Sim, isso vai manter-se sempre. Mas assim que começa o jogo, já não me lembro de mais nada e os nervos desaparecem completamente. Só fico focado no jogo.
Como foram os festejos que não se viu na televisão?
Tenho uma imagem que vou preservá-la para sempre. Foi quando o Humberto Coelho foi ao balneário, aquilo estava uma loucura, eram banhos de cerveja por todo o lado, e apesar de conhecer o Humberto há muitos anos, nunca o tinha visto tão emocionado. Estava a ver que lhe dava uma coisa. Vi nesse momento a grande amizade que sente por mim e por toda aquela equipa com quem conviveu durante o Mundial.
Os seus jogadores não lhe conseguiram rapar o bigode?
Eles bem tentaram, mas não conseguiram. Sabe, eu falei-lhes ao coração, o meu neto de cinco anos tinha ouvido essa história de eu vir a cortar o bigode se Portugal ganhasse o Mundial, e telefonou-me para me pedir três coisas: que lhe levasse uma bola de futebol das novas e uma daquelas bailarinas que estão ao intervalo. E também me pediu que não cortasse o bigode. E eu disse-lhe: "olha Santiago, difícil vai ser a bola, a cheerleader é mais fácil, mas não a levo porque elas comem muito, e para comer já há muita gente em casa". [gargalhada]. Os jogadores sensibilizaram-se com o pedido do meu neto, mas prometo que se ganhar o Mundial das Baamas, daqui por dois anos, corto mesmo o bigode.

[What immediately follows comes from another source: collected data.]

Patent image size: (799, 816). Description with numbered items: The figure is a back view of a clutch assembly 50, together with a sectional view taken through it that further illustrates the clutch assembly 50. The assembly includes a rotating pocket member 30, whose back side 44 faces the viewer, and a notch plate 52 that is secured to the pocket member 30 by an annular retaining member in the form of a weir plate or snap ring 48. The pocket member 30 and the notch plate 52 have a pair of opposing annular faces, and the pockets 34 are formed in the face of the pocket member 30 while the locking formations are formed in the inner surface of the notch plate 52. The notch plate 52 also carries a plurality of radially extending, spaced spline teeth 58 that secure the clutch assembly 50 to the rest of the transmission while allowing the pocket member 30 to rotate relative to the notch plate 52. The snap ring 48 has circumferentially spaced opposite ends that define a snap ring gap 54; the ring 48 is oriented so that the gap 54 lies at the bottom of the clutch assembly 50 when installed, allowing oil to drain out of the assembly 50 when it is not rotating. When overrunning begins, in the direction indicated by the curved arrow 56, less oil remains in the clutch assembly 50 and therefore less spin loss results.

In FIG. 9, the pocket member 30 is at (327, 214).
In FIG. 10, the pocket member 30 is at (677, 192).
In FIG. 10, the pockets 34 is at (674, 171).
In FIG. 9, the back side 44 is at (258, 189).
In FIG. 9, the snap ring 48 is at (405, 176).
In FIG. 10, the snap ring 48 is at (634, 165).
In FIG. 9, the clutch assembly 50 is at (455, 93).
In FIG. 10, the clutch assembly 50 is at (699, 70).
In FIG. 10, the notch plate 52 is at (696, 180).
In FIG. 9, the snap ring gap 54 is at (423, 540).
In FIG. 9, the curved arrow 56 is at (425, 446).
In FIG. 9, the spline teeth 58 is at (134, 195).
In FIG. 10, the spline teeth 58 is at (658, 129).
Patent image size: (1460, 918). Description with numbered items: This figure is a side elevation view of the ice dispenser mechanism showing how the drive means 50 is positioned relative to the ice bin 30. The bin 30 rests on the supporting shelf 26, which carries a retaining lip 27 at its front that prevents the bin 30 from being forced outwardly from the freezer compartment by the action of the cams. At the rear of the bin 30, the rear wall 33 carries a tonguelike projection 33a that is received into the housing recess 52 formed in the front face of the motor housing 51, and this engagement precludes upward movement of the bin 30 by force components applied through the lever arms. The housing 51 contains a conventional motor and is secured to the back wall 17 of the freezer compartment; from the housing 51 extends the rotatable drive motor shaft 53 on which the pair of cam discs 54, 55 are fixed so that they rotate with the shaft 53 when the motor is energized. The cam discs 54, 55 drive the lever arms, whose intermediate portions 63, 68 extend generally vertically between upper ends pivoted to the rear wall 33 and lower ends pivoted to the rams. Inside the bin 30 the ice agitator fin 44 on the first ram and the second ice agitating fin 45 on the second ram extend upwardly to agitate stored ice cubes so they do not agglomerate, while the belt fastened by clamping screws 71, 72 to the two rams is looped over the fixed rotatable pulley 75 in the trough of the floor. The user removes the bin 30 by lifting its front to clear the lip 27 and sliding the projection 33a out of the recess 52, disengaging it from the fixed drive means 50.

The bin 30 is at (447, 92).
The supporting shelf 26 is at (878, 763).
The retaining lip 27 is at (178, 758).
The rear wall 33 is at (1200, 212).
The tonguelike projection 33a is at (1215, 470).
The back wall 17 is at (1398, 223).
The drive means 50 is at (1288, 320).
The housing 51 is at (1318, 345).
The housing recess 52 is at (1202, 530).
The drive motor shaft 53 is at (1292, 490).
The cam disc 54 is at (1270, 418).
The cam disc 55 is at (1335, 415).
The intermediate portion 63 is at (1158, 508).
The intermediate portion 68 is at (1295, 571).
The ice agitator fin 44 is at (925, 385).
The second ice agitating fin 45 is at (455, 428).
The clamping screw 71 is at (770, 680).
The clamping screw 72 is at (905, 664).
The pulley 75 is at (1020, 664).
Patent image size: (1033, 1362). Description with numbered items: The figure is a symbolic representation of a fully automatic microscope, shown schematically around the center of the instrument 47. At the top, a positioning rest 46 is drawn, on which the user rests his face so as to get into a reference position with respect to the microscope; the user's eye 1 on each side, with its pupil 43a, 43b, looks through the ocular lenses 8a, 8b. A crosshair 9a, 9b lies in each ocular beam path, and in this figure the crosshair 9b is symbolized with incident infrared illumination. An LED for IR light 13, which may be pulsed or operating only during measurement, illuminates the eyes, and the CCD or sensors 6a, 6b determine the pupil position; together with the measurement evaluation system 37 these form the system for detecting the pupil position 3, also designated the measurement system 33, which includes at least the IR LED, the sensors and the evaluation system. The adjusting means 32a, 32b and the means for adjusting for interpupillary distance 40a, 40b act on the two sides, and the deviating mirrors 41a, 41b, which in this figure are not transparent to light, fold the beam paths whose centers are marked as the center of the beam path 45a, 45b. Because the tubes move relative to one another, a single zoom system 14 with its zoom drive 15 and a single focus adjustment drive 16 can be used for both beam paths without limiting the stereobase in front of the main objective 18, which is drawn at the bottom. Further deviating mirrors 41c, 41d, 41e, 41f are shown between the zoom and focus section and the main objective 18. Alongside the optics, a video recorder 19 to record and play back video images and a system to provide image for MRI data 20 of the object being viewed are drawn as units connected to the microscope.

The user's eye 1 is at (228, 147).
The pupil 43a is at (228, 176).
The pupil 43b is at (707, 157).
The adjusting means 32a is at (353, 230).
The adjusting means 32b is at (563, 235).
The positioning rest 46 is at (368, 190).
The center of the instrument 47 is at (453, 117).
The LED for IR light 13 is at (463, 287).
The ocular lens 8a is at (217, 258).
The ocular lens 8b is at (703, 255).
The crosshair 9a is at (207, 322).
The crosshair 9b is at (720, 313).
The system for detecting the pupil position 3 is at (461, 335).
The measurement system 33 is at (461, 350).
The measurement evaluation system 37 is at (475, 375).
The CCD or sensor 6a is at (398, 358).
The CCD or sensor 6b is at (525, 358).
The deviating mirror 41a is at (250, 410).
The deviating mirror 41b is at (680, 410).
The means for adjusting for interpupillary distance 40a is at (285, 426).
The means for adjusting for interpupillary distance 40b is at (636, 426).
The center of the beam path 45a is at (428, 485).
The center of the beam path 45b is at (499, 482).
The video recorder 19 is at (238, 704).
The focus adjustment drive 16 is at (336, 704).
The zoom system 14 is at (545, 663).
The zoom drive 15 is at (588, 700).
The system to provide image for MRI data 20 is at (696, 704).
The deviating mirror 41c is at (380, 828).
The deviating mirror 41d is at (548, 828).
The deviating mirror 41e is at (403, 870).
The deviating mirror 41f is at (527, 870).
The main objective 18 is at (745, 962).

Já usa esse bigode há muitos anos?
Desde a tropa, há 41 anos. Só o cortei uma vez e sem querer. Tinha 26 anos, estava a jogar em Guimarães e os jogadores têm a mania de fazer a barba na sauna. Um dia, dei um corte no bigode, quando saí da sauna e vi, estava uma vergonha, parecia o Hitler. Então cortei-o. Quando cheguei a casa e o meu filho, ainda pequenino, abriu a porta, gritou para a mãe: "mãe, mãe, o pai tem a boca cheia de dentes" [gargalhada]. Normalmente não os via porque estavam tapados pelo bigode.
SAIBA
QUE
Mário Narciso teve uma carreira discreta como jogador, grande parte passada no Vitória de Setúbal, onde chegou a ter como colega Jorge Jesus. Tirou o curso de treinador UEFA Pro [nível 4] quando ainda jogava e começou o seu percurso de técnico como adjunto de Quinito. "Andei com ele por Leiria, Marítimo, Portimonense, Vitória de Setúbal. A determinada altura, afastei-me da carreira de treinador, porque os meus filhos precisavam de acompanhamento na escola", recorda. Narciso acabou por ficar em Setúbal, sua terra natal, e ir trabalhar para a empresa de carros de Fernando Oliveira, atual presidente do clube sadino. "Nesse espaço de tempo, tive a oportunidade de ir trabalhar para a escola do Humberto Coelho. E quando apareceu o futebol de praia e o Vitória formou uma equipa, já tinha jogado a brincar na praia e lembraram-se de mim para treinador." O agora selecionador nacional liderou o futebol de praia dos vitorianos até há pouco mais de dois anos, quando assinou pela Federação Portuguesa de Futebol.
1 000 000
Foi ainda no decorrer da fase de grupos, no dia 13 de junho, quando Portugal ganhou à Argentina (7-2), que o Mundial de futebol de praia de Espinho atingiu o marco histórico de um milhão de espectadores, contabilidade feita a partir do momento em que a FIFA começou a organizar a prova. Mário Narciso não se esqueceu de agradecer o apoio do público presente nas bancadas, assim que Portugal se sagrou campeão ao vencer o Taiti (5-2). "Impressionou-nos muito ver aquela gente toda em Espinho. Às vezes, estávamos no hotel antes dos jogos e víamos na televisão aquelas filas de quilómetros, com pessoas a acampar. Isso tocou-nos muito", declarou, admitindo que não teria a mesma paciência que os adeptos. "Sou sincero, não faria tal coisa. É de dar valor a essas pessoas. Não sei se teria acontecido a mesma coisa se o Mundial se tivesse realizado noutro sítio. Em Espinho, parece que as pessoas são mais apaixonadas. É a gente do Norte", comentou.